For pharmacokinetics, VAS scores and physiological outcomes, both peak effects (0 min for pharmacokinetic and physiological outcomes) and area under the curve (AUC) were investigated. For the AUC analyses, values were baseline corrected before using the spline method using the bayestestR package (version 0.7.5.1) [26]. Potential differences in VAS scores for ‘feel paranoid’ between the ‘post-cognition’ and ‘post-walk’ timepoints were assessed using paired t-tests to assess the effect of the walk on paranoia.
The relationships between both inhalation time and coughing with peak plasma THC and CBD, in addition with their respective AUCs, were assessed using Pearson’s correlation coefficients.
We additionally categorised clinically significant psychotic-like reactions as increases in PANSS scores from baseline of ≥3 points, as in previous studies due to floor effects [27, 28]. Similarly, we categorised any increase in SSPS score from baseline. The difference in the frequency of these reactions across CBD:THC ratios was analysed using Pearson’s Chi-square test.

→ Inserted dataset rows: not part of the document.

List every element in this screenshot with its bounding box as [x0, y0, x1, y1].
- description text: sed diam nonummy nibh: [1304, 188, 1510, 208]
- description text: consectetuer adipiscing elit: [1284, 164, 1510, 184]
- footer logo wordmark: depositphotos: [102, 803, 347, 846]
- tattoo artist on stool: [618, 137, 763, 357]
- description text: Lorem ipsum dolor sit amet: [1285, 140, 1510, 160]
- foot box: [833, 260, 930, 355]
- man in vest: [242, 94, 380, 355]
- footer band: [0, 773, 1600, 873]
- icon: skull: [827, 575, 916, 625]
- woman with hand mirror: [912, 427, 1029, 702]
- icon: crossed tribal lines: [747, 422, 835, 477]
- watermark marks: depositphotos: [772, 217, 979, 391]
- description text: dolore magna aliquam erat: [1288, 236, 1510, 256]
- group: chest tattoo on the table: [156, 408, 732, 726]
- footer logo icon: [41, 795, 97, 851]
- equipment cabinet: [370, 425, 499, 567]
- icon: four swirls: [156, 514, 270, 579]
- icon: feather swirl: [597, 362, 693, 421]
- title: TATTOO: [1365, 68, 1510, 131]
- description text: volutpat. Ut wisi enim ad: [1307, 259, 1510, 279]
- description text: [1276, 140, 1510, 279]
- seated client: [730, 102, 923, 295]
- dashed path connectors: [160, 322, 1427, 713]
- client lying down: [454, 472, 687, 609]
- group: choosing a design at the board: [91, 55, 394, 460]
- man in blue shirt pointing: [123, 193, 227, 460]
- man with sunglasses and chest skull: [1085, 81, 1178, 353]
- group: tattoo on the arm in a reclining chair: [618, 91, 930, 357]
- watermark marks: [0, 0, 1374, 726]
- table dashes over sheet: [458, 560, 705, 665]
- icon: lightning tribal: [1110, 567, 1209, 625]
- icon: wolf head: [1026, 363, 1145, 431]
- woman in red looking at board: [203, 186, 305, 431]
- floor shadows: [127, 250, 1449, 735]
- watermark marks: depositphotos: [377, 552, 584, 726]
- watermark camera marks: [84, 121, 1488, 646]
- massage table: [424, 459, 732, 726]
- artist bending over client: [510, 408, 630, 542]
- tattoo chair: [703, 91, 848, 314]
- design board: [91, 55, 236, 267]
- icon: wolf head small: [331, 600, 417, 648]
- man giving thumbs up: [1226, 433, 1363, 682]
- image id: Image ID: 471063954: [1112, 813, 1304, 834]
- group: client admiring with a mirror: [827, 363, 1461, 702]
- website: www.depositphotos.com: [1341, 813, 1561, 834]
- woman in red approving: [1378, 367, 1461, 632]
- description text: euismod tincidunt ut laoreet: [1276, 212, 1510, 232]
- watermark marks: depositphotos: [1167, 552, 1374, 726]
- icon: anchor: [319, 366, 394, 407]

Multiple imputation chain equations (MICE) were used to impute missing values in pharmacokinetic, cognitive, pleasurable, and physiological outcomes using the mice package (version 3.13.0) [29], following no detection of deviation from missing completely at random (MCAR) based on Little’s MCAR test.
All analyses were conducted using R version 3.5.3. lme4 (version 1.1-26) [30] was used to fit the linear mixed effects models and estimated marginal mean (EMM) contrasts were calculated using the emmeans package (version 1.5.2-1) [31].